Adapted from Williams-Sonoma Essentials of Healthful Cooking
-1 teaspoon dried oregano
-1/2 teaspoon five-spice powder
-1/2 teaspoon sweet paprika
-1/2 teaspoon kosher salt
-1/4 teaspoon ground black pepper
-4 thin boneless center-cut pork loin pork chops, about 1 pound total weight (trimmed of all visible fat)
-4 teaspoons canola oil
-1/3 cup fresh apple juice or apple cider
-2 tablespoons red wine vinegar
-1 small apple, peeled, cored and cut into 8 wedges
-1 cup reduced-sodium, fat free chicken broth
-1/4 cup evaporated fat free milk
Make the spice rub for your chops by stirring together the first five ingredients.
Coat the pork chops evenly on both sides with the spice rub. Set meat aside to rest for 10 minutes.
Meanwhile, in a large, deep, frying pan over medium-high heat, warm 2 teaspoons of the canola oil. Add the onion and saute until lightly browned, about five minutes. Transfer to a plate.
Add the remaining 2 teaspoons of oil to the pan and return it to the medium-high heat. Add the pork chops and sear until lightly browned on the bottom, about 4 minutes. Turn and brown the meat on the other side, 3-4 minutes. Transfer the meat to the plate holding the onion.
Return the pan to medium heat and pour in the apple juice (or cider) and vinegar.
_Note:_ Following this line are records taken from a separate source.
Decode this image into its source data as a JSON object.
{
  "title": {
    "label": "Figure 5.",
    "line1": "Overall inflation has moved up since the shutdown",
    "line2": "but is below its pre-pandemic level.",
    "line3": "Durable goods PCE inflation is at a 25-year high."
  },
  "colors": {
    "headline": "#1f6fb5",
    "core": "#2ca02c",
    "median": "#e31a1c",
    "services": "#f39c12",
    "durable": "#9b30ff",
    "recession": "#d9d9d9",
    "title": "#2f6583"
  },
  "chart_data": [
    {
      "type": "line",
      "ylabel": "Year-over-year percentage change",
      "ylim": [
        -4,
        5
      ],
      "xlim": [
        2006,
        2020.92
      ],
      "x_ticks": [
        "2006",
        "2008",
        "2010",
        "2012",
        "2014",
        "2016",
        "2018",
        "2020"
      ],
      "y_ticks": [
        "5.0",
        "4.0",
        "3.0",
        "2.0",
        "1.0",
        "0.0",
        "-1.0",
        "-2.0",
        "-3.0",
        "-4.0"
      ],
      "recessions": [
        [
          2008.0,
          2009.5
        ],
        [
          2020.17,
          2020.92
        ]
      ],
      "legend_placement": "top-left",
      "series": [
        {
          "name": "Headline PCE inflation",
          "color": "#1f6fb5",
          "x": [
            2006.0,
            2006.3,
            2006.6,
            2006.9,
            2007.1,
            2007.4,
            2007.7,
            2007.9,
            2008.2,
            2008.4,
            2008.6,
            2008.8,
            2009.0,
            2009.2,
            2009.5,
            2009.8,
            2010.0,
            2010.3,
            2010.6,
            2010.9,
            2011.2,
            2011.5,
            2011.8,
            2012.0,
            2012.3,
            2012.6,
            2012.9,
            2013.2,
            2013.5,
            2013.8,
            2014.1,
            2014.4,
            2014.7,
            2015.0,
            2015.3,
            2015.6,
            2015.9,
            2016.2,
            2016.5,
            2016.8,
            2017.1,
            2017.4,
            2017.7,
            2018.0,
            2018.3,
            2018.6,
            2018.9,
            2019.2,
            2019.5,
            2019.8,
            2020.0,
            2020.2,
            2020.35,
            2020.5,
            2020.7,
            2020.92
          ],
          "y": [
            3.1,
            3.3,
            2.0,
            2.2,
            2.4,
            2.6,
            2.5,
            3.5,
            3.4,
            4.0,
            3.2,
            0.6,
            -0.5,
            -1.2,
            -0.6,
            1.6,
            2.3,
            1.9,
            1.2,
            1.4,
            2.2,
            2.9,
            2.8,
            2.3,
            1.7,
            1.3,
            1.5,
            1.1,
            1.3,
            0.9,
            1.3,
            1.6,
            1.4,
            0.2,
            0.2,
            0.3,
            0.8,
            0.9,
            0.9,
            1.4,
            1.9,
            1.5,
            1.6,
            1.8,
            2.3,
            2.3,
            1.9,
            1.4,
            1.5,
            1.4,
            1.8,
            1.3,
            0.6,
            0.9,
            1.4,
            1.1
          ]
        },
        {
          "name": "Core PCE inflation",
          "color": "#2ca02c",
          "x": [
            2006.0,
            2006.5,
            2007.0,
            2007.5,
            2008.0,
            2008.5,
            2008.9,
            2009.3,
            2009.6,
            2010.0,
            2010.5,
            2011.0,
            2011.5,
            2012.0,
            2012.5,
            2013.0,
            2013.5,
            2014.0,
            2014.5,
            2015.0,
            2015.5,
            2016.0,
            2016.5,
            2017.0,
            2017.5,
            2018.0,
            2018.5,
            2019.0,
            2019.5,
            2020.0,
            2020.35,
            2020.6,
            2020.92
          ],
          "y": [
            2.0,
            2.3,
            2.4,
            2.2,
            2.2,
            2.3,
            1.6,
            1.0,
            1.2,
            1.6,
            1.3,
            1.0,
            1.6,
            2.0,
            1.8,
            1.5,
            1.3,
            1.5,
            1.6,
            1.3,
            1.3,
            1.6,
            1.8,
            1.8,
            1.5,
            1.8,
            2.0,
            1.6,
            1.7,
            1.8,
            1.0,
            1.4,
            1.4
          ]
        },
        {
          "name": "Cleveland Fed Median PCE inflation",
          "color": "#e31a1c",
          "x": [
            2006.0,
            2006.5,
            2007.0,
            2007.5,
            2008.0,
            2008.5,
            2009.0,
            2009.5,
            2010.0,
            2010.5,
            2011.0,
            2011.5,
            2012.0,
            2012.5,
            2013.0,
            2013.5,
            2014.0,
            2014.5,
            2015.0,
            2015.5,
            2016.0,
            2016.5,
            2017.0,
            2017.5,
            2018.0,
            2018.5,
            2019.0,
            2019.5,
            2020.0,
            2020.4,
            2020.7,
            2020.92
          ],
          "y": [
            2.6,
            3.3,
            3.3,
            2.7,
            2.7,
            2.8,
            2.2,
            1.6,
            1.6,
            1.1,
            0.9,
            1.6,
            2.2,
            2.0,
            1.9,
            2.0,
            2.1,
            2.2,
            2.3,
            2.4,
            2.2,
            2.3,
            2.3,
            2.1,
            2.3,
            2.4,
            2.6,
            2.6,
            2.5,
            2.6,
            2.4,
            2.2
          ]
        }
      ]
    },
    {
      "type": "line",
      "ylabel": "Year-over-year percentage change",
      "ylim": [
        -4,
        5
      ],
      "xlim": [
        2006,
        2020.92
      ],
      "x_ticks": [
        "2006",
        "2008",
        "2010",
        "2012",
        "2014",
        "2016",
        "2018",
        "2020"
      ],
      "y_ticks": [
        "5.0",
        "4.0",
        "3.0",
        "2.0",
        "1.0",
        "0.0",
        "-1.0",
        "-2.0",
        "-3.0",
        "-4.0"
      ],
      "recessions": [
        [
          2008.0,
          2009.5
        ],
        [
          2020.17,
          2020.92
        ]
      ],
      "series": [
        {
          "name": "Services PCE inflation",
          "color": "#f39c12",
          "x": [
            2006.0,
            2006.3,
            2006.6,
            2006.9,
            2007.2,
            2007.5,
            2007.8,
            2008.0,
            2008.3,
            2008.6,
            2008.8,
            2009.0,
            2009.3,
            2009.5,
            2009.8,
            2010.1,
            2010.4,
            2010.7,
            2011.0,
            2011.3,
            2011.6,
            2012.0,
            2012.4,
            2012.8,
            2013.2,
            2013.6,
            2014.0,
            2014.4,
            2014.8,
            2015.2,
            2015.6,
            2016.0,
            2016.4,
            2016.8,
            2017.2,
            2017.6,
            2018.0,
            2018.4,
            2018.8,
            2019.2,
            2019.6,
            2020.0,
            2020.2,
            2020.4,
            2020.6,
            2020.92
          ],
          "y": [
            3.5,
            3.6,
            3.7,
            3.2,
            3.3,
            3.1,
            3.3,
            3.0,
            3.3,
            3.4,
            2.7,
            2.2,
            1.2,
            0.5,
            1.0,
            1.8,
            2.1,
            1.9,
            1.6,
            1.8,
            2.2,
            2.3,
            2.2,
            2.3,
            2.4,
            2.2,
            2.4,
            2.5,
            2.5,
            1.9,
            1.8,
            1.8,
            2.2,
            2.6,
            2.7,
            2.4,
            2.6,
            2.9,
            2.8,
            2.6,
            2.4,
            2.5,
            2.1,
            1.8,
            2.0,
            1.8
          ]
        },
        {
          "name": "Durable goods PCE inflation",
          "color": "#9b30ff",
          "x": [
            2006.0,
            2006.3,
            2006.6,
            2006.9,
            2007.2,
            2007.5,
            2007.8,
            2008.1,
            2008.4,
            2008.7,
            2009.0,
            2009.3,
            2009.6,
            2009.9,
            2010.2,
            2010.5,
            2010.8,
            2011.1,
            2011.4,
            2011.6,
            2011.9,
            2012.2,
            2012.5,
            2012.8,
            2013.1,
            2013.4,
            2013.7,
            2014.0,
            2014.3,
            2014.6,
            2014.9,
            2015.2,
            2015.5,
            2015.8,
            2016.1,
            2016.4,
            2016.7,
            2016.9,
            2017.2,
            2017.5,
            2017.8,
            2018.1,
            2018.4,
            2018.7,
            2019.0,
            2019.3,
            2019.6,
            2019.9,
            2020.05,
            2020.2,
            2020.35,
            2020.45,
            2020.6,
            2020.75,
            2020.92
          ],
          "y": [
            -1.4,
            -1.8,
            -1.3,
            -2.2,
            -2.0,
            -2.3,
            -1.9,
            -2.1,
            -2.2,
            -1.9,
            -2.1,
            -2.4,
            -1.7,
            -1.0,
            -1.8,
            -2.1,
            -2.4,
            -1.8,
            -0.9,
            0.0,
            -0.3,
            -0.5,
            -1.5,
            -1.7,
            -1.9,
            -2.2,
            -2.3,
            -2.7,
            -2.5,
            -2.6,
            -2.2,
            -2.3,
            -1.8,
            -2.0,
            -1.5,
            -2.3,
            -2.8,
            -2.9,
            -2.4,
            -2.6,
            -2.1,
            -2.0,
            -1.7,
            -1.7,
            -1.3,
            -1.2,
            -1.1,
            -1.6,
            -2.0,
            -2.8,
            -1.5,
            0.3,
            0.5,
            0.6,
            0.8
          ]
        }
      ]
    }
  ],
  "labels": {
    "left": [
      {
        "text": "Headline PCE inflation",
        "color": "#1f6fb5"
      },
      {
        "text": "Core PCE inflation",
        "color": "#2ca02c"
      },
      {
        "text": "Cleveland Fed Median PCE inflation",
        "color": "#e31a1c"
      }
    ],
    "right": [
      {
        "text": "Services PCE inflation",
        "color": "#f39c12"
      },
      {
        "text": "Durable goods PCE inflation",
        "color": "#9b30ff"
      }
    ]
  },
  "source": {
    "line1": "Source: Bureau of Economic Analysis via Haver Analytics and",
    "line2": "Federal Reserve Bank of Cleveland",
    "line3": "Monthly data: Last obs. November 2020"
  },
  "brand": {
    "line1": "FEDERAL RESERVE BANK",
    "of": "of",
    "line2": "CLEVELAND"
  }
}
Using a wooden spoon, scrape up all the brown bits from the pan bottom. Return the meat and onion to the pan and place apple wedges and onions on top of the meat. Pour in the broth, cover, and simmer until the pork chops are opaque throughout, about 10 minutes, reducing the heat as the liquid begins to boil.
Transfer the chops, apple wedges, and onion to a warmed platter. Pour the milk into the pan, raise the heat to high, and boil until the liquid is reduced by one third, about five minutes. Pour the sauce over the chops and serve immediate.